Forest City 1 Cambridgeshire: metro, SMR and desalination risks for engineers
Reviewed by Joe Ashwell

First reported on New Civil Engineer
30 Second Briefing
Plans for Forest City 1 (FC1), a proposed new urban hub in Cambridgeshire, envisage a dedicated metro system, a small modular reactor (SMR) for local low‑carbon power, and a coastal desalination plant to balance its water demand. The concept implies substantial new linear infrastructure, with metro corridors and power and water transmission routes needing early safeguarding in predominantly rural, low‑lying ground.
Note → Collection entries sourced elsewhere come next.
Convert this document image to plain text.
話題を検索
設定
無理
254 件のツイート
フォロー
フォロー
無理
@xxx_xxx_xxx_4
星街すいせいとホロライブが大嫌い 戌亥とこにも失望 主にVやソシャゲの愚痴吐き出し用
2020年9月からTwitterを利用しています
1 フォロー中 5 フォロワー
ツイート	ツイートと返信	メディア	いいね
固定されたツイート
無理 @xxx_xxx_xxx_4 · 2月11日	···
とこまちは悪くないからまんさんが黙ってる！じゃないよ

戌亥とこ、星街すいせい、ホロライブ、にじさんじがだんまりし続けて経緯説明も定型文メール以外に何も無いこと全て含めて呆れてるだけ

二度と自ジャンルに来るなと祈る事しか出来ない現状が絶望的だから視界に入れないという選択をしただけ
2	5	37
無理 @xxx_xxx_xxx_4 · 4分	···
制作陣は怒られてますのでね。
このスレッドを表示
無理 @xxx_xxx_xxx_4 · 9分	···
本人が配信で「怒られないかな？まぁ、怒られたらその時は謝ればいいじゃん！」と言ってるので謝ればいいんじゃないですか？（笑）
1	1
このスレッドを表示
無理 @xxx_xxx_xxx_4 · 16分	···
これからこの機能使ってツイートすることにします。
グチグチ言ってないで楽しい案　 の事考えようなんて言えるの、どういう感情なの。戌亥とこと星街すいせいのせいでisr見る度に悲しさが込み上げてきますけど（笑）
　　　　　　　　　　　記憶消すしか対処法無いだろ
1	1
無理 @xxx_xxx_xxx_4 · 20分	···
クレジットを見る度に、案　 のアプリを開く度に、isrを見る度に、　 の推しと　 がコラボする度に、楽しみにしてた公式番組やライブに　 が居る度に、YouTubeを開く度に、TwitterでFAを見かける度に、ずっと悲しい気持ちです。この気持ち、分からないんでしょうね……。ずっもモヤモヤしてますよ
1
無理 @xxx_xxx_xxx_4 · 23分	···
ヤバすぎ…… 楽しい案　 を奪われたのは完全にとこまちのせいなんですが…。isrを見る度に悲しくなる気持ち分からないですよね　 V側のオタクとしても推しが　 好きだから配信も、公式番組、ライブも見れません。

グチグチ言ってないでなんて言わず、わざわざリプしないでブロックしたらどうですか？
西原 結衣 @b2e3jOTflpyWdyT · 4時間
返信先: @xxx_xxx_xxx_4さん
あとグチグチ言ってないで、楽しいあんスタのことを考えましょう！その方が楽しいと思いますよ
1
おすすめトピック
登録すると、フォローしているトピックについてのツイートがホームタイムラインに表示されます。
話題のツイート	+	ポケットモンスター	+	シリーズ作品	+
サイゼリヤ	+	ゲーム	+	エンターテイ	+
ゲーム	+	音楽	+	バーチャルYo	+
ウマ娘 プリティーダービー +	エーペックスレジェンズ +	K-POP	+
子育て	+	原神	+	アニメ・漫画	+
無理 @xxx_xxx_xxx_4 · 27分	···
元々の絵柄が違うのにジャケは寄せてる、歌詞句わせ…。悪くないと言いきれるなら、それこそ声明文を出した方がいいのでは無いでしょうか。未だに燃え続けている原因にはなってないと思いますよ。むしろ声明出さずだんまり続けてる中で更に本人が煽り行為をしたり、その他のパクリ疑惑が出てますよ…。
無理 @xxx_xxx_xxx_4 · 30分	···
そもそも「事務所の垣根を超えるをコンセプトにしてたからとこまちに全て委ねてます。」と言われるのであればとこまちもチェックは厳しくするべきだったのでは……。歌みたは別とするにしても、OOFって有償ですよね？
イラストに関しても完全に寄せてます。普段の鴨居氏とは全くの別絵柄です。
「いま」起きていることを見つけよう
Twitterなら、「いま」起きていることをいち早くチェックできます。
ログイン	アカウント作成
For engineers, the combination of SMR siting, long water pipelines from the coast, and potential tunnelling for metro alignments will drive geotechnical risk, consents strategy and upfront capital costs.
Technical Brief
- FC1 backers indicate metro, SMR and desalination are all pre‑requisites, not optional enhancements.
- Promoter positions FC1 as a single large new settlement, not incremental expansion of existing towns.
- Cambridgeshire’s flat, low‑lying topography implies long, shallow‑gradient corridors for both rail and pipelines.
- Agricultural land take and severance along linear corridors will drive early land assembly and compensation strategy.
- For similar UK new‑town concepts, early safeguarding of multi‑utility corridors is becoming a central planning test.
Our Take
Cambridgeshire rarely features in our 880-item Infrastructure corpus for city-scale greenfield schemes, so Forest City 1 would sit at the more experimental end of UK planning compared with the incremental upgrades that dominate coverage.
New Civil Engineer’s recent webinars on BIM, common data environments and digital handover suggest any FC1 metro and SMR–desalination assets would be under pressure to adopt tightly integrated digital delivery from the outset to avoid lifecycle data gaps.
With 2,358 tag-matched ‘Projects’ and ‘Sustainability’ pieces in our database, FC1’s combination of transport, nuclear-derived power and water infrastructure would place it among a small subset of UK schemes attempting multi-utility decarbonisation in a single masterplan.
Prepared by collating external sources, AI-assisted tools, and Geomechanics.io’s proprietary mining database, then reviewed for technical accuracy & edited by our geotechnical team.